Conseil d’Etat, 7 avril 2023, n° 452931
Le Conseil d’Etat retient, dans un arrêt inédit, que la perte du mode de vie spécifique de la victime appartenant à la communauté des gens du voyage doit être pris en compte dans l’évaluation de ses préjudices.
Dans cette affaire, les faits, graves, étaient les suivants.
Suite à une prise en charge défaillante par le centre hospitalier national d’ophtalmologie des Quinze-Vingt, la victime, a définitivement perdu la vision de l’œil droit.
La responsabilité du centre hospitalier a été reconnue en première instance et le litige portait sur l’évaluation des préjudices indemnisables de la victime.
Cette dernière soutenait qu’en tant que membre de la communauté des gens du voyage, elle faisait face à certains préjudices spécifiques à son mode de vie et que ces derniers n’avaient pas été pris en compte par la cour d’appel.
Elle expliquait que les gens du voyage avaient un mode de vie précis répondant à deux critères : l’itinérance et l’usage du véhicule comme résidence mobile, et que ce mode de vie déterminait leur identité sociale.

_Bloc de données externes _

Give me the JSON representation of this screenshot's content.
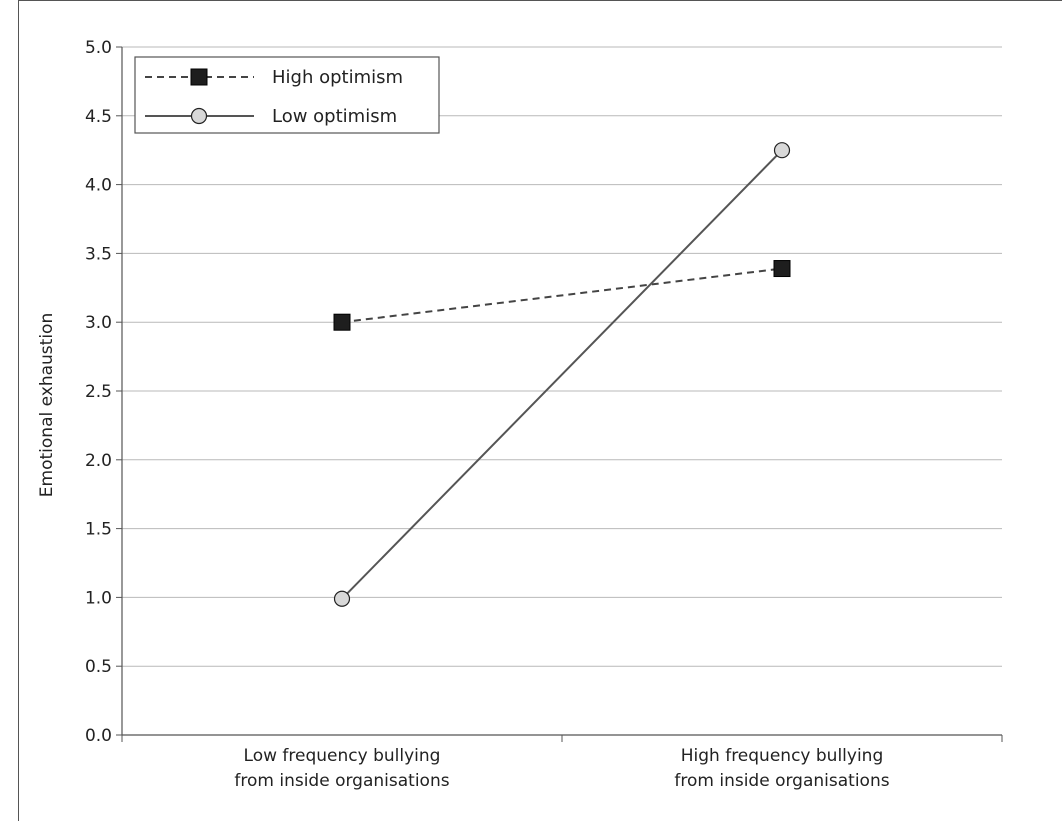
{
  "chart_data": {
    "type": "line",
    "categories": [
      [
        "Low frequency bullying",
        "from inside organisations"
      ],
      [
        "High frequency bullying",
        "from inside organisations"
      ]
    ],
    "series": [
      {
        "name": "High optimism",
        "values": [
          3.0,
          3.39
        ],
        "line_style": "dashed",
        "marker": "square",
        "color": "#444444",
        "marker_fill": "#1e1e1e"
      },
      {
        "name": "Low optimism",
        "values": [
          0.99,
          4.25
        ],
        "line_style": "solid",
        "marker": "circle",
        "color": "#555555",
        "marker_fill": "#d8d8d8"
      }
    ],
    "ylabel": "Emotional exhaustion",
    "xlabel": "",
    "ylim": [
      0,
      5
    ],
    "yticks": [
      "0.0",
      "0.5",
      "1.0",
      "1.5",
      "2.0",
      "2.5",
      "3.0",
      "3.5",
      "4.0",
      "4.5",
      "5.0"
    ],
    "grid": true,
    "legend_position": "top-left"
  }
}
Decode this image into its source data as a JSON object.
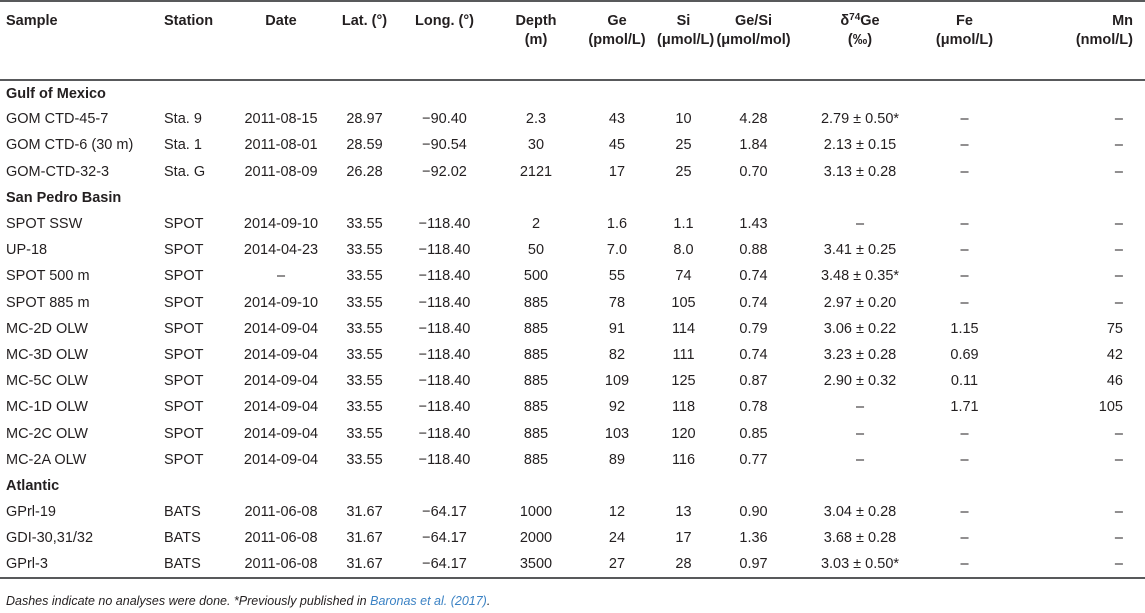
{
  "columns": [
    {
      "key": "sample",
      "label": "Sample"
    },
    {
      "key": "station",
      "label": "Station"
    },
    {
      "key": "date",
      "label": "Date"
    },
    {
      "key": "lat",
      "label": "Lat. (°)"
    },
    {
      "key": "long",
      "label": "Long. (°)"
    },
    {
      "key": "depth",
      "label": "Depth",
      "unit": "(m)"
    },
    {
      "key": "ge",
      "label": "Ge",
      "unit": "(pmol/L)"
    },
    {
      "key": "si",
      "label": "Si",
      "unit": "(μmol/L)"
    },
    {
      "key": "gesi",
      "label": "Ge/Si",
      "unit": "(μmol/mol)"
    },
    {
      "key": "d74ge",
      "label_prefix": "δ",
      "label_sup": "74",
      "label_suffix": "Ge",
      "unit": "(‰)"
    },
    {
      "key": "fe",
      "label": "Fe",
      "unit": "(μmol/L)"
    },
    {
      "key": "mn",
      "label": "Mn",
      "unit": "(nmol/L)"
    }
  ],
  "sections": [
    {
      "title": "Gulf of Mexico",
      "rows": [
        [
          "GOM CTD-45-7",
          "Sta. 9",
          "2011-08-15",
          "28.97",
          "−90.40",
          "2.3",
          "43",
          "10",
          "4.28",
          "2.79 ± 0.50*",
          "–",
          "–"
        ],
        [
          "GOM CTD-6 (30 m)",
          "Sta. 1",
          "2011-08-01",
          "28.59",
          "−90.54",
          "30",
          "45",
          "25",
          "1.84",
          "2.13 ± 0.15",
          "–",
          "–"
        ],
        [
          "GOM-CTD-32-3",
          "Sta. G",
          "2011-08-09",
          "26.28",
          "−92.02",
          "2121",
          "17",
          "25",
          "0.70",
          "3.13 ± 0.28",
          "–",
          "–"
        ]
      ]
    },
    {
      "title": "San Pedro Basin",
      "rows": [
        [
          "SPOT SSW",
          "SPOT",
          "2014-09-10",
          "33.55",
          "−118.40",
          "2",
          "1.6",
          "1.1",
          "1.43",
          "–",
          "–",
          "–"
        ],
        [
          "UP-18",
          "SPOT",
          "2014-04-23",
          "33.55",
          "−118.40",
          "50",
          "7.0",
          "8.0",
          "0.88",
          "3.41 ± 0.25",
          "–",
          "–"
        ],
        [
          "SPOT 500 m",
          "SPOT",
          "–",
          "33.55",
          "−118.40",
          "500",
          "55",
          "74",
          "0.74",
          "3.48 ± 0.35*",
          "–",
          "–"
        ],
        [
          "SPOT 885 m",
          "SPOT",
          "2014-09-10",
          "33.55",
          "−118.40",
          "885",
          "78",
          "105",
          "0.74",
          "2.97 ± 0.20",
          "–",
          "–"
        ],
        [
          "MC-2D OLW",
          "SPOT",
          "2014-09-04",
          "33.55",
          "−118.40",
          "885",
          "91",
          "114",
          "0.79",
          "3.06 ± 0.22",
          "1.15",
          "75"
        ],
        [
          "MC-3D OLW",
          "SPOT",
          "2014-09-04",
          "33.55",
          "−118.40",
          "885",
          "82",
          "111",
          "0.74",
          "3.23 ± 0.28",
          "0.69",
          "42"
        ],
        [
          "MC-5C OLW",
          "SPOT",
          "2014-09-04",
          "33.55",
          "−118.40",
          "885",
          "109",
          "125",
          "0.87",
          "2.90 ± 0.32",
          "0.11",
          "46"
        ],
        [
          "MC-1D OLW",
          "SPOT",
          "2014-09-04",
          "33.55",
          "−118.40",
          "885",
          "92",
          "118",
          "0.78",
          "–",
          "1.71",
          "105"
        ],
        [
          "MC-2C OLW",
          "SPOT",
          "2014-09-04",
          "33.55",
          "−118.40",
          "885",
          "103",
          "120",
          "0.85",
          "–",
          "–",
          "–"
        ],
        [
          "MC-2A OLW",
          "SPOT",
          "2014-09-04",
          "33.55",
          "−118.40",
          "885",
          "89",
          "116",
          "0.77",
          "–",
          "–",
          "–"
        ]
      ]
    },
    {
      "title": "Atlantic",
      "rows": [
        [
          "GPrl-19",
          "BATS",
          "2011-06-08",
          "31.67",
          "−64.17",
          "1000",
          "12",
          "13",
          "0.90",
          "3.04 ± 0.28",
          "–",
          "–"
        ],
        [
          "GDI-30,31/32",
          "BATS",
          "2011-06-08",
          "31.67",
          "−64.17",
          "2000",
          "24",
          "17",
          "1.36",
          "3.68 ± 0.28",
          "–",
          "–"
        ],
        [
          "GPrl-3",
          "BATS",
          "2011-06-08",
          "31.67",
          "−64.17",
          "3500",
          "27",
          "28",
          "0.97",
          "3.03 ± 0.50*",
          "–",
          "–"
        ]
      ]
    }
  ],
  "footnote": {
    "text": "Dashes indicate no analyses were done. *Previously published in ",
    "ref": "Baronas et al. (2017)",
    "end": "."
  },
  "colors": {
    "text": "#231f20",
    "rule": "#58595b",
    "link": "#3b82c4"
  }
}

Par conséquent, la « sédentarisation forcée » dont elle était victime suite à l’intervention l’ayant privée d’un œil portait atteinte à ce mode de vie et donc à son identité même.
Bien que le Conseil d’Etat n’ait pas créé un nouveau poste de préjudice, il reconnait que la renonciation à un mode de vie « spécifique » a entrainé un préjudice du fait du déracinement et des incidences sur les conditions matérielles et morales de l’intéressée, qui doit être pris en compte.
Quant à la prise en compte de l’acquisition d’un logement suite à l’accident médical, le Conseil d’Etat a retenu que le juge d’appel devait rechercher si le logement dans un véhicule de taille plus modeste répondait aux besoins de l’intéressée au regard de ses caractéristiques et de la composition du foyer, et qu’à défaut il commettait une erreur de droit.
Cette décision du Conseil d’Etat se justifie au regard des principes de réparation intégrale du dommage et d’individualisation de l’indemnisation qui impliquent nécessairement la prise en compte des particularités de la victime, dont l’appartenance identitaire fait partie.